Recenti indagini sociologiche dicono che siamo un popolo fatto di persone simultaneamente fragili e iperconnesse. I due termini appaiono a prima vista contraddittori. Se io moltiplico le connessioni, i nessi con altro da me, dovrei essere più robusto, più sicuro; come quando si pianta un albero nuovo: quanto più ci sono pali e corde che lo legano, tanto più c’è probabilità che cresca dritto e stabile. A questo paradosso si risponde con la solita teoria della «società liquida»; sarebbe proprio la sterminata moltiplicazione dei legami consentita dalle nuove tecnologie che ne infragilisce la sostanza; avendo molte possibilità di nessi continuamente a disposizione quello che si stabilisce è considerato precario in sé, non duraturo, liquido. Col risultato, appunto, che il numero dei legami alla fine è inversamente proporzionale alla consistenza del soggetto che li realizza.

Ma non è vero che automaticamente la quantità dei nessi implichi la loro fragilità. Si potrebbe addirittura sostenere il contrario: è la fragilità con cui si concepisce anche il solo singolo legame che spinge a cercarne altri, i quali hanno la stessa fragilità e, producendo la medesima instabilità, inducono a loro volta a provarne di nuovi. Connessione, nesso, e simili derivano dal verbo latino nectere, il cui significato originale è quello di intrecciare, annodare, legare (da cui il nostro legame): tutte azioni che esigono una certa energia, lo sforzo in vista di un risultato permanente; nessuno intreccia corone di fiori perché si sfaldino al primo colpo di vento o fa nodi ad una corda perché si sciolgano quando c’è bisogno che tengano. Il nesso (o legame), dunque, implica una sorta di stabilità che sembra violare identità e libertà delle cose che si connettono (o legano). Ed è appunto la concezione della libertà come assenza di legami che ne ha prodotto la fragilità e quindi l’inutile moltiplicazione.

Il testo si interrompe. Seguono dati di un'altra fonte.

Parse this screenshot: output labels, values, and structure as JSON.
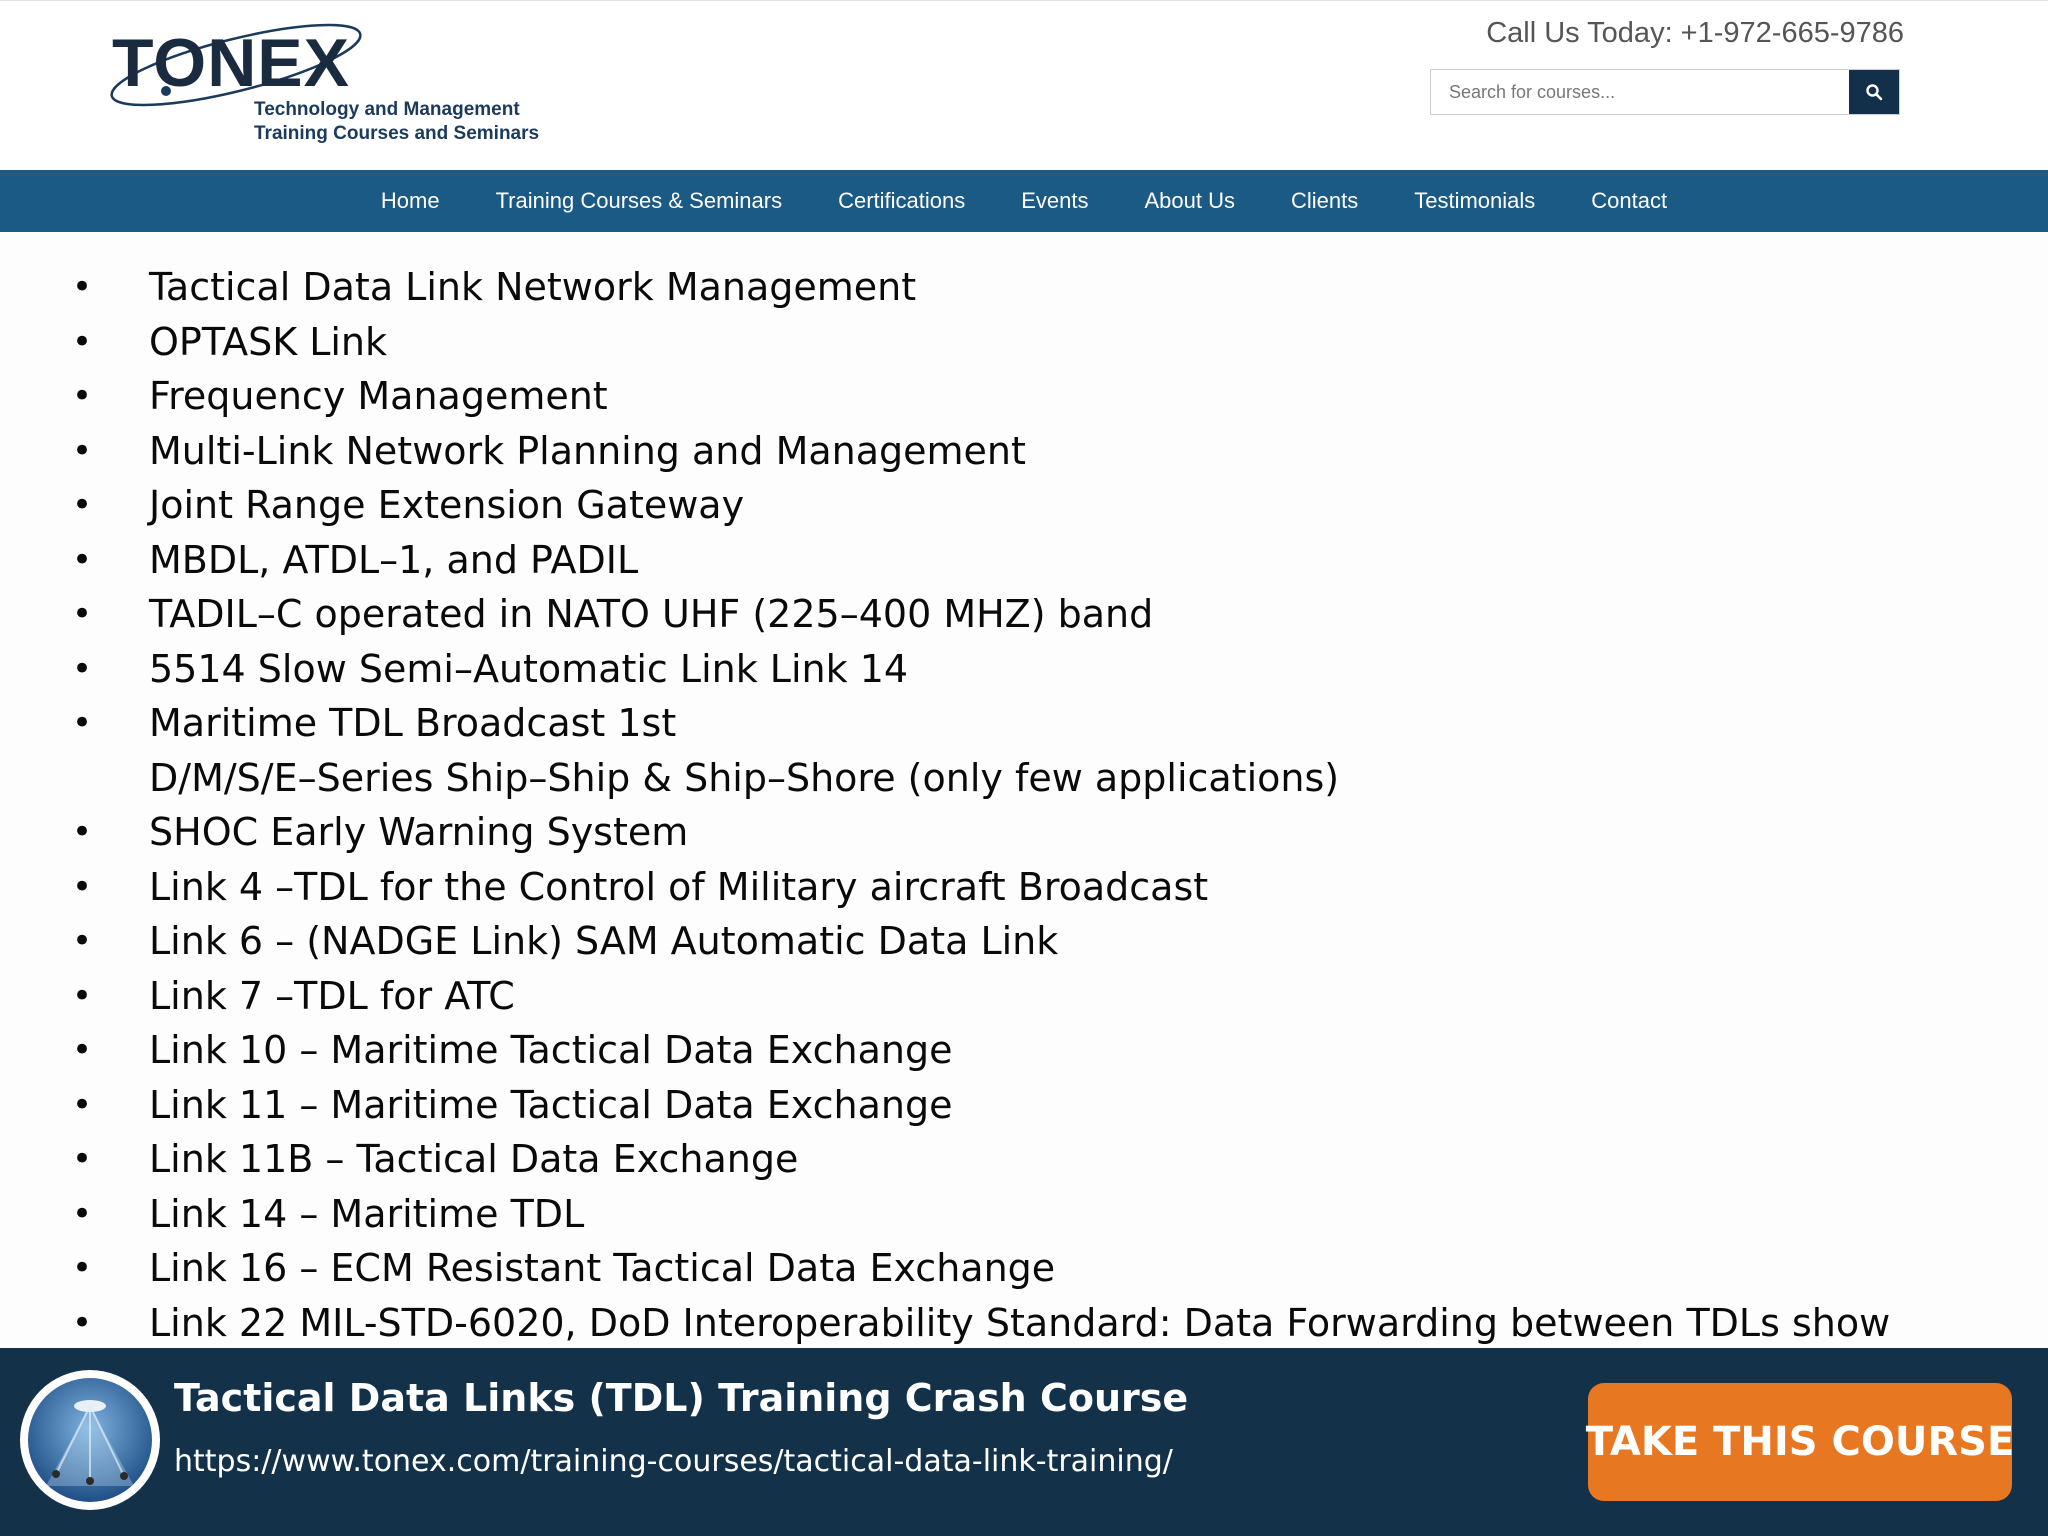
{
  "header": {
    "logo": {
      "wordmark": "TONEX",
      "tagline_line1": "Technology and Management",
      "tagline_line2": "Training Courses and Seminars"
    },
    "phone_text": "Call Us Today: +1-972-665-9786",
    "search": {
      "placeholder": "Search for courses...",
      "value": "",
      "button_icon": "search-icon"
    }
  },
  "nav": {
    "items": [
      {
        "label": "Home"
      },
      {
        "label": "Training Courses & Seminars"
      },
      {
        "label": "Certifications"
      },
      {
        "label": "Events"
      },
      {
        "label": "About Us"
      },
      {
        "label": "Clients"
      },
      {
        "label": "Testimonials"
      },
      {
        "label": "Contact"
      }
    ]
  },
  "content": {
    "bullets": [
      {
        "text": "Tactical Data Link Network Management"
      },
      {
        "text": "OPTASK Link"
      },
      {
        "text": "Frequency Management"
      },
      {
        "text": "Multi-Link Network Planning and Management"
      },
      {
        "text": "Joint Range Extension Gateway"
      },
      {
        "text": "MBDL, ATDL–1, and PADIL"
      },
      {
        "text": "TADIL–C operated in NATO UHF (225–400 MHZ) band"
      },
      {
        "text": "5514 Slow Semi–Automatic Link Link 14"
      },
      {
        "text": "Maritime TDL Broadcast 1st",
        "continuation": "D/M/S/E–Series Ship–Ship & Ship–Shore (only few applications)"
      },
      {
        "text": "SHOC Early Warning System"
      },
      {
        "text": "Link 4 –TDL for the Control of Military aircraft Broadcast"
      },
      {
        "text": "Link 6 – (NADGE Link) SAM Automatic Data Link"
      },
      {
        "text": "Link 7 –TDL for ATC"
      },
      {
        "text": "Link 10 – Maritime Tactical Data Exchange"
      },
      {
        "text": "Link 11 – Maritime Tactical Data Exchange"
      },
      {
        "text": "Link 11B – Tactical Data Exchange"
      },
      {
        "text": "Link 14 – Maritime TDL"
      },
      {
        "text": "Link 16 – ECM Resistant Tactical Data Exchange"
      },
      {
        "text": "Link 22 MIL-STD-6020, DoD Interoperability Standard: Data Forwarding between TDLs show"
      }
    ]
  },
  "footer": {
    "course_image_icon": "course-thumbnail",
    "course_title": "Tactical Data Links (TDL) Training Crash Course",
    "course_url": "https://www.tonex.com/training-courses/tactical-data-link-training/",
    "cta_label": "TAKE THIS COURSE"
  },
  "colors": {
    "nav_bg": "#1a5a85",
    "footer_bg": "#133249",
    "cta_bg": "#e87722",
    "search_button_bg": "#12304a",
    "logo_text": "#1b2b3f"
  }
}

Ma credo che ci sia un’altra considerazione da fare. Lo smisurato allargamento dei nessi mette in evidenza che ogni legame, anche il più caro, il più stabile, non basta mai a soddisfare la ragione per cui lo si è costituito. È quello che capita all’adolescente cresciuto in una bella famiglia: proprio la forza del legame coi genitori ad un certo punto lo spinge a staccarsene, a cercare altro altrove. Qui sta il possibile inganno costituito dall’infinita possibilità di nessi offerta dalla tecnologia: che ciò che non si trova – e non si può trovare – nel legame esistente sia rintracciabile in un altro e poi in un altro ancora, all’infinito. In questo modo resta solo la delusione e quell’ultima inconsistenza che determina la fragilità. Invece, ancora una volta, non è questione quantitativa ma qualitativa. Come mai quel legame pur bello non mi soddisfa appieno? Perché in fondo è un segno, l’indice puntato verso un legame d’altra natura, di differente livello: il nesso con un destino che accomuna sia me sia ciò a cui sonno legato. È in quest’ultima comunanza di destino che ogni nesso diventa stabile e non è per nulla infragilito dal mutare delle condizioni esterne. Fino all’affascinante esperienza che anche il legame più passeggero ha il gusto della permanenza eterna.